Anti mlh1 clone g168 728

Immunohistochemical staining was performed on TMAs with the Ventana Benchmark XT platform. The following panel of antibodies was used: anti-MLH1 (clone G168-728, Roche), -PMS2 (clone EPR3947, Roche), -MSH2 (clone G219-1129, Roche), -MSH6 (clone 44, Roche), and -ARID1A (clone D2A8U, Roche). According to the published criteria of abnormal expression of MMR and ARID1A [15 , 23 ], both markers were interpreted as loss of expression, whereas no tumor cells were stained.

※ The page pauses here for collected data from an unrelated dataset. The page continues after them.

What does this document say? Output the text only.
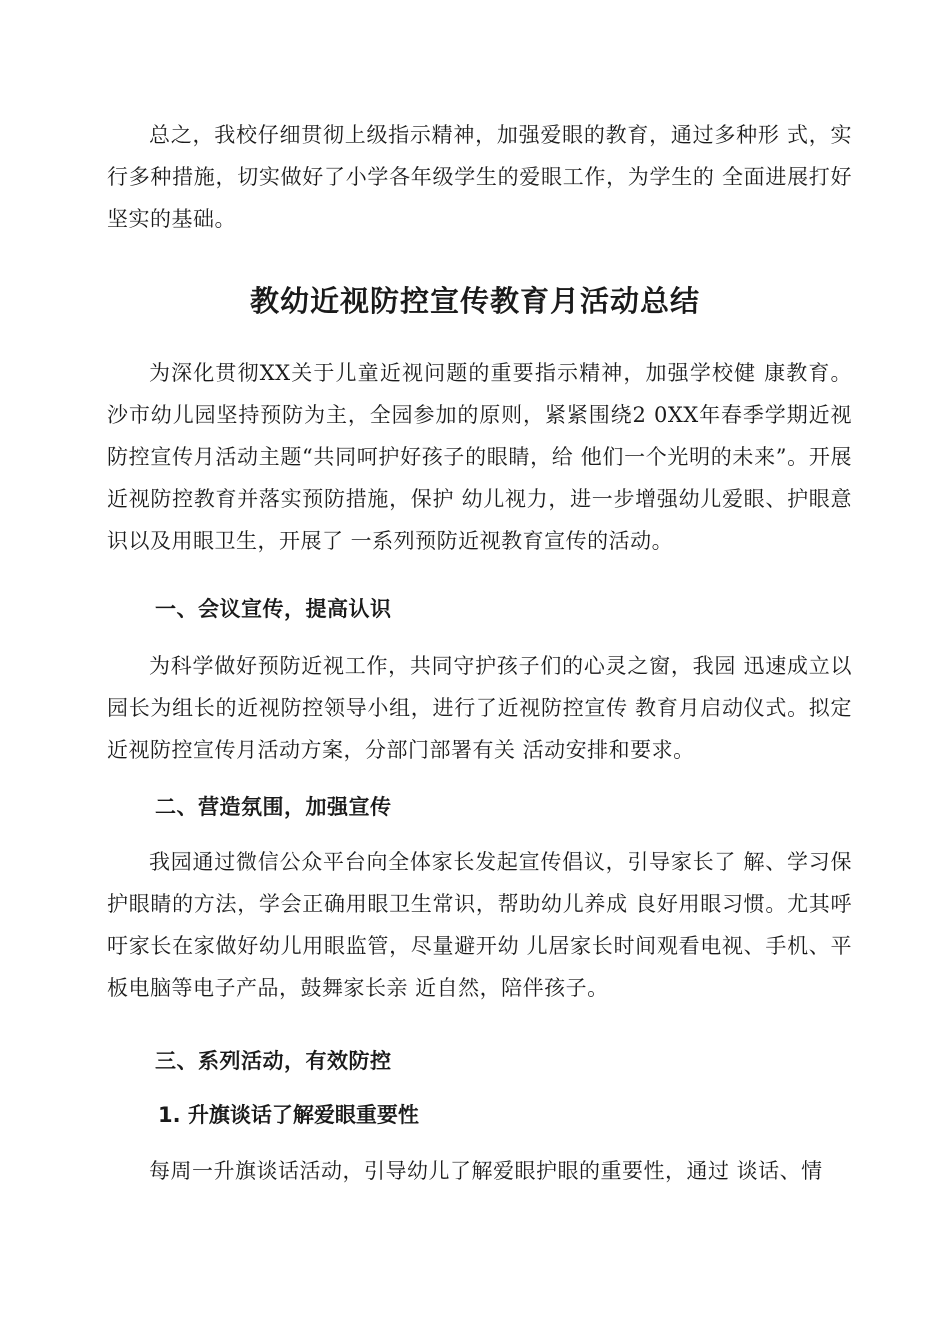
总之，我校仔细贯彻上级指示精神，加强爱眼的教育，通过多种形 式，实行多种措施，切实做好了小学各年级学生的爱眼工作，为学生的 全面进展打好坚实的基础。

教幼近视防控宣传教育月活动总结

为深化贯彻XX关于儿童近视问题的重要指示精神，加强学校健 康教育。沙市幼儿园坚持预防为主，全园参加的原则，紧紧围绕2 0XX年春季学期近视防控宣传月活动主题“共同呵护好孩子的眼睛，给 他们一个光明的未来”。开展近视防控教育并落实预防措施，保护 幼儿视力，进一步增强幼儿爱眼、护眼意识以及用眼卫生，开展了 一系列预防近视教育宣传的活动。

一、会议宣传，提高认识

为科学做好预防近视工作，共同守护孩子们的心灵之窗，我园 迅速成立以园长为组长的近视防控领导小组，进行了近视防控宣传 教育月启动仪式。拟定近视防控宣传月活动方案，分部门部署有关 活动安排和要求。

二、营造氛围，加强宣传

我园通过微信公众平台向全体家长发起宣传倡议，引导家长了 解、学习保护眼睛的方法，学会正确用眼卫生常识，帮助幼儿养成 良好用眼习惯。尤其呼吁家长在家做好幼儿用眼监管，尽量避开幼 儿居家长时间观看电视、手机、平板电脑等电子产品，鼓舞家长亲 近自然，陪伴孩子。

三、系列活动，有效防控
1. 升旗谈话了解爱眼重要性

每周一升旗谈话活动，引导幼儿了解爱眼护眼的重要性，通过 谈话、情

We chose the recommended guidelines that the immunohistochemistry results be reported in a binary manner, either positive (indicating intact mismatch repair, showing intact nuclear expression in tumor cells) or negative (indicating deficient mismatch repair, showing nuclear expression completely lost in tumor cells) [24 , 25 ] Nuclei of lymphocytes and ovarian stromal cells served as positive internal controls. All staining results were reviewed by the above 2 pathologists. Because immunohistochemical examination was performed using a tissue microarray, when deficient mismatch repair (dMMR) was observed, the immunohistochemistry procedure was repeated on whole-slide sections to avoid heterogeneous expression, such as for MSH6 [26 ]. Ultimately, MMR protein restaining was performed in 51 instances involving 27 of 176 cases; ARID1A restaining was performed in 15 instances involving 3 cases of dMMR among 135 cases.